Last August, Greg Dyke, the former director general of the BBC, announced that the BBC would soon launch its “Creative Archive” — a project to put much of the Beeb’s programs on the Internet, so that the licence-paying British public could have access to it.
This is the most ambitious project of its type ever conceived. A fully realized Creative Archive could transform the BBC’s precious, deep archive into a springboard for a new century of participatory creation by Britons. This project stands to make the BBC the banner-carrier for public service broadcasting in the information age, but if the BBC bends to pressure to scale back its ambition, the Creative Archive could amount to little more than brochureware and failed promise.
You can help: if you’re a license payer, you can join the Friends,, and there will be lots of opportunities in the near future to petition the Beeb, the Governors, the DCMS and Parliament for this — there’s an open letter now that you can sign onto.
Here are some of the elements critical to the creation of a real, useful, relevant Creative Archive:
* It must be broad: drawing from all areas of the BBC’s broadcasting from factual to light entertainment, from drama to sport, and everything in between.
* It must be accessible: files must be made available in open, standards-defined formats without “digital rights management” or other technology locks that will keep Britons from creatively re-using the BBC’s offerings.

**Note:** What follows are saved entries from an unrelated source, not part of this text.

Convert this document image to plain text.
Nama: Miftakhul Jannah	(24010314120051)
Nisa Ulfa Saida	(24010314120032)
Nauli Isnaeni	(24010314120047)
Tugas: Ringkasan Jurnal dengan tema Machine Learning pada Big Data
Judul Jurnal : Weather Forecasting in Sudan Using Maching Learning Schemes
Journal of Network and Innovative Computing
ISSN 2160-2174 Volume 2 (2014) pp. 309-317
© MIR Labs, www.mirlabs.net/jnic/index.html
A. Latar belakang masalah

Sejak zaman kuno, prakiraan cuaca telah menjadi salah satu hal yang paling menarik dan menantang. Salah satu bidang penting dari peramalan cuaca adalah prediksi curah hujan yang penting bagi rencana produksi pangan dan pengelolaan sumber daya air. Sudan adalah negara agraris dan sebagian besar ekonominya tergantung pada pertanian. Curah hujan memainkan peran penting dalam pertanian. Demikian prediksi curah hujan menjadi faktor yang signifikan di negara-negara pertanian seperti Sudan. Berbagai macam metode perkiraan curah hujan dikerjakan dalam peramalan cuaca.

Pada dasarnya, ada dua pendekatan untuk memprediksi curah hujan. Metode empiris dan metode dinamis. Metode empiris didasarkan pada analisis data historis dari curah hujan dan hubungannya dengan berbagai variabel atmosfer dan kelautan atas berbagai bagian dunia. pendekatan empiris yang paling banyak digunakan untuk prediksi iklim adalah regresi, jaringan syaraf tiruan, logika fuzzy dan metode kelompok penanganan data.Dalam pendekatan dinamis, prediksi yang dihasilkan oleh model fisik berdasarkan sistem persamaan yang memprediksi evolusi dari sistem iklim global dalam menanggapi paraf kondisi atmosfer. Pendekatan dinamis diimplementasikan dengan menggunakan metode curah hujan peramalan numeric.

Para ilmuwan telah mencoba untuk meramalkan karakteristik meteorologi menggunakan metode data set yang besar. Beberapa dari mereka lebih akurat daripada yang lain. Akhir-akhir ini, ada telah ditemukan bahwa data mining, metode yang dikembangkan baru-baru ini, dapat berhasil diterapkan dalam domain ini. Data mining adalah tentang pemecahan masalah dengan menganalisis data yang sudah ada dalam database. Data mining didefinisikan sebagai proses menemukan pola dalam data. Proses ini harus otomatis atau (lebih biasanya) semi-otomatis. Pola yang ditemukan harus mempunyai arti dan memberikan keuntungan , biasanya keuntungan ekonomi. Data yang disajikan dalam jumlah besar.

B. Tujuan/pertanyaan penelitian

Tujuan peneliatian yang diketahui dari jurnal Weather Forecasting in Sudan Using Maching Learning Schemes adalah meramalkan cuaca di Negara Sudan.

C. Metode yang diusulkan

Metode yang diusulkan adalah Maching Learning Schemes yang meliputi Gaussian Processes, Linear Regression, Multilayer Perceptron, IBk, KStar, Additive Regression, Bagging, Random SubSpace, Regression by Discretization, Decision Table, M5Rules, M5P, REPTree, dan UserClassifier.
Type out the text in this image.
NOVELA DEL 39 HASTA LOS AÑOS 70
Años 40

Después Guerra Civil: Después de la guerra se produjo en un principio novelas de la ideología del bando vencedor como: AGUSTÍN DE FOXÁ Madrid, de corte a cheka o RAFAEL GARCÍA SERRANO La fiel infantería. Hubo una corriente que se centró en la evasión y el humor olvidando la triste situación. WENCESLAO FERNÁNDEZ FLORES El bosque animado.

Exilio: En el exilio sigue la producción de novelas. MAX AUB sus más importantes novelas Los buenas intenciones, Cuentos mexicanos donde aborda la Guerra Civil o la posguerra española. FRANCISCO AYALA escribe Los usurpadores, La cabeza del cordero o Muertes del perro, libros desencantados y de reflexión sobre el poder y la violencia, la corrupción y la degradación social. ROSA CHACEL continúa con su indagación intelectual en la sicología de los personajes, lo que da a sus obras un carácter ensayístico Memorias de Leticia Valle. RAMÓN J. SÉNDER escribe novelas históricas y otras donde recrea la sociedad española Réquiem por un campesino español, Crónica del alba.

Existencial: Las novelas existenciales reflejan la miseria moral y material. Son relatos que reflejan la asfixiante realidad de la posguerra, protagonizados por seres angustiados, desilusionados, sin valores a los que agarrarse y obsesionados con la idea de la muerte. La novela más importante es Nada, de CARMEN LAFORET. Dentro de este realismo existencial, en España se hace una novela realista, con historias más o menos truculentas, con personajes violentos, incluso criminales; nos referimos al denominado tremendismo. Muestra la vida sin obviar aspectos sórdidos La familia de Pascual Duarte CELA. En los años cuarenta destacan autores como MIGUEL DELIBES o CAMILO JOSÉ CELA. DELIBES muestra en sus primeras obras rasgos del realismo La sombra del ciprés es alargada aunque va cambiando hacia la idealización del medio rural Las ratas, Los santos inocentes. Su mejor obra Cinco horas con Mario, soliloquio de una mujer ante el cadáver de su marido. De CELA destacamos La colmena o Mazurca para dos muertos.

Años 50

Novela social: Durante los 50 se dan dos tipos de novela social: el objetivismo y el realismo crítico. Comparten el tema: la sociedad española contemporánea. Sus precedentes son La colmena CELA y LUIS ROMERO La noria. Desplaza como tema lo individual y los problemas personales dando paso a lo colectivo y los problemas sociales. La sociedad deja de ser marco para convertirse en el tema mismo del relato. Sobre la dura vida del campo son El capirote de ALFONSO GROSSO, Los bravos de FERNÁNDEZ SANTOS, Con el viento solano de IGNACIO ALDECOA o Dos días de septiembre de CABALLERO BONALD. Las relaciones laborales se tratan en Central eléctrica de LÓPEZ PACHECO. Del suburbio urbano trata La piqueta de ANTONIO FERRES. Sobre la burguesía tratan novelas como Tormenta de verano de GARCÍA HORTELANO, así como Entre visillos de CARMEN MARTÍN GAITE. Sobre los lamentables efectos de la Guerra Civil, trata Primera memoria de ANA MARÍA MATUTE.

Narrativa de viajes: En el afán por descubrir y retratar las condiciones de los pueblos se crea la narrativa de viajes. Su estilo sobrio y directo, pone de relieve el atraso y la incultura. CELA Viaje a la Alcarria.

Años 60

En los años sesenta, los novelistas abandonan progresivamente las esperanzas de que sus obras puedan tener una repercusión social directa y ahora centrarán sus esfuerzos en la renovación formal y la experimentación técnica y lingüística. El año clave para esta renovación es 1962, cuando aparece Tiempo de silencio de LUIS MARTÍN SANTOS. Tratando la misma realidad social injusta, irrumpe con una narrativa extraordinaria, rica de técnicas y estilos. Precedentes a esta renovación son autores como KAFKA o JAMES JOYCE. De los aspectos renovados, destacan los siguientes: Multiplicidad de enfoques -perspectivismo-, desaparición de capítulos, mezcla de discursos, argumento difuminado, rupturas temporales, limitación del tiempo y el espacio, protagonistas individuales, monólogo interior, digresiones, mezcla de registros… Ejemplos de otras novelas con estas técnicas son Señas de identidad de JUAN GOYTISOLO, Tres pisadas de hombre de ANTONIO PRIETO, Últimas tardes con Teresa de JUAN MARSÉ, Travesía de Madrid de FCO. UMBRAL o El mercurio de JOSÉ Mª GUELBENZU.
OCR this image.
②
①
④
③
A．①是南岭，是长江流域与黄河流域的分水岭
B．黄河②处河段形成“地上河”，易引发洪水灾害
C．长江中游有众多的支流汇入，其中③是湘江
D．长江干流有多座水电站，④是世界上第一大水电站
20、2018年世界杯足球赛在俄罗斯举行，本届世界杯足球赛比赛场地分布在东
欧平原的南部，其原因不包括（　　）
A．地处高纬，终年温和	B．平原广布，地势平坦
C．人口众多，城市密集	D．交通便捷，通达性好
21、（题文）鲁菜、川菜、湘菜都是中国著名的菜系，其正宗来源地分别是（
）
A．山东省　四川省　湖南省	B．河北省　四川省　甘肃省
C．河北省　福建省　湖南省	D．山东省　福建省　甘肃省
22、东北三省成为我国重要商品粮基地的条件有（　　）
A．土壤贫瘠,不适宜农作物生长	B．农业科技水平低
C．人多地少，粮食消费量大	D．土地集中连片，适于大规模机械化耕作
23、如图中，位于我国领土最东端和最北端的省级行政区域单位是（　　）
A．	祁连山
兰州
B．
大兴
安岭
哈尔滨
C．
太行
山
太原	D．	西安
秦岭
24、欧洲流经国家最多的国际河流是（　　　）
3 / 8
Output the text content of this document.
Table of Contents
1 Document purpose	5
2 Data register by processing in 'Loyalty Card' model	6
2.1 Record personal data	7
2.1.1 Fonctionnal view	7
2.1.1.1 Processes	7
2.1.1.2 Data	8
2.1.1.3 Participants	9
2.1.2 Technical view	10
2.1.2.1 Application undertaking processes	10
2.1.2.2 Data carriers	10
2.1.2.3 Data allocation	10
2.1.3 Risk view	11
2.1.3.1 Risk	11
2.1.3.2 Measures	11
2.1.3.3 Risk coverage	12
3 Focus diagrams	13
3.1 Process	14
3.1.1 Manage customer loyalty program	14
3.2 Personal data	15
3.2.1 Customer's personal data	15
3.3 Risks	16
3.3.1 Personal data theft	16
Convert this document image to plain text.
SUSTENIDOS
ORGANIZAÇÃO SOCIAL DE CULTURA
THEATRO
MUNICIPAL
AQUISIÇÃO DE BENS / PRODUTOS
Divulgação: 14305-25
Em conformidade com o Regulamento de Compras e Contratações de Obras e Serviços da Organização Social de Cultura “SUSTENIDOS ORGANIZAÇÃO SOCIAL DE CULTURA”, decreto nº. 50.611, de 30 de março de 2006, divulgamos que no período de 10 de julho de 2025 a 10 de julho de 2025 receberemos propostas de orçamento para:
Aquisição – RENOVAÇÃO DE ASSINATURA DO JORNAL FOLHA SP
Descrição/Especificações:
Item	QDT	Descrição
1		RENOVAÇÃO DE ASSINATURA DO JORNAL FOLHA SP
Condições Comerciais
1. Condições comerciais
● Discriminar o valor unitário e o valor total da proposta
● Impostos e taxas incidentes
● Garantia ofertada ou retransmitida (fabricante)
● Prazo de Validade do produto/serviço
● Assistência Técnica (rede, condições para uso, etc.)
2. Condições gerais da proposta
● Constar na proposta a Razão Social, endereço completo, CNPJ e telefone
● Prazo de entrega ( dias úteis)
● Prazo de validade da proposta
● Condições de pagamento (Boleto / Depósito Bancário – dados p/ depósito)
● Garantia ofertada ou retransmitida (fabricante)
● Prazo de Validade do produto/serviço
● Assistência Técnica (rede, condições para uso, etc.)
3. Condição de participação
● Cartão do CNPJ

* It must be free: Material should be licensed under conditions that do not restrict any licence payer from accessing, storing, modifying or sharing archive material for non-commercial use.
* It must be whole: Material should be provided in its entirety for non-commercial use, not only in excerpted form.
* It must be soon: the BBC’s own internally produced material should be released into the Archive as soon as possible, to prove to the world that the sky won’t fall if you relax your copyright stance.
* It must be complete: the BBC should take steps to clear the rights to the independently produced material in its archive.
* It must be sustainable: the BBC’s new licensing agreements with independents should all include the right for the BBC to make the works available in the Creative Archive for full non-commercial use.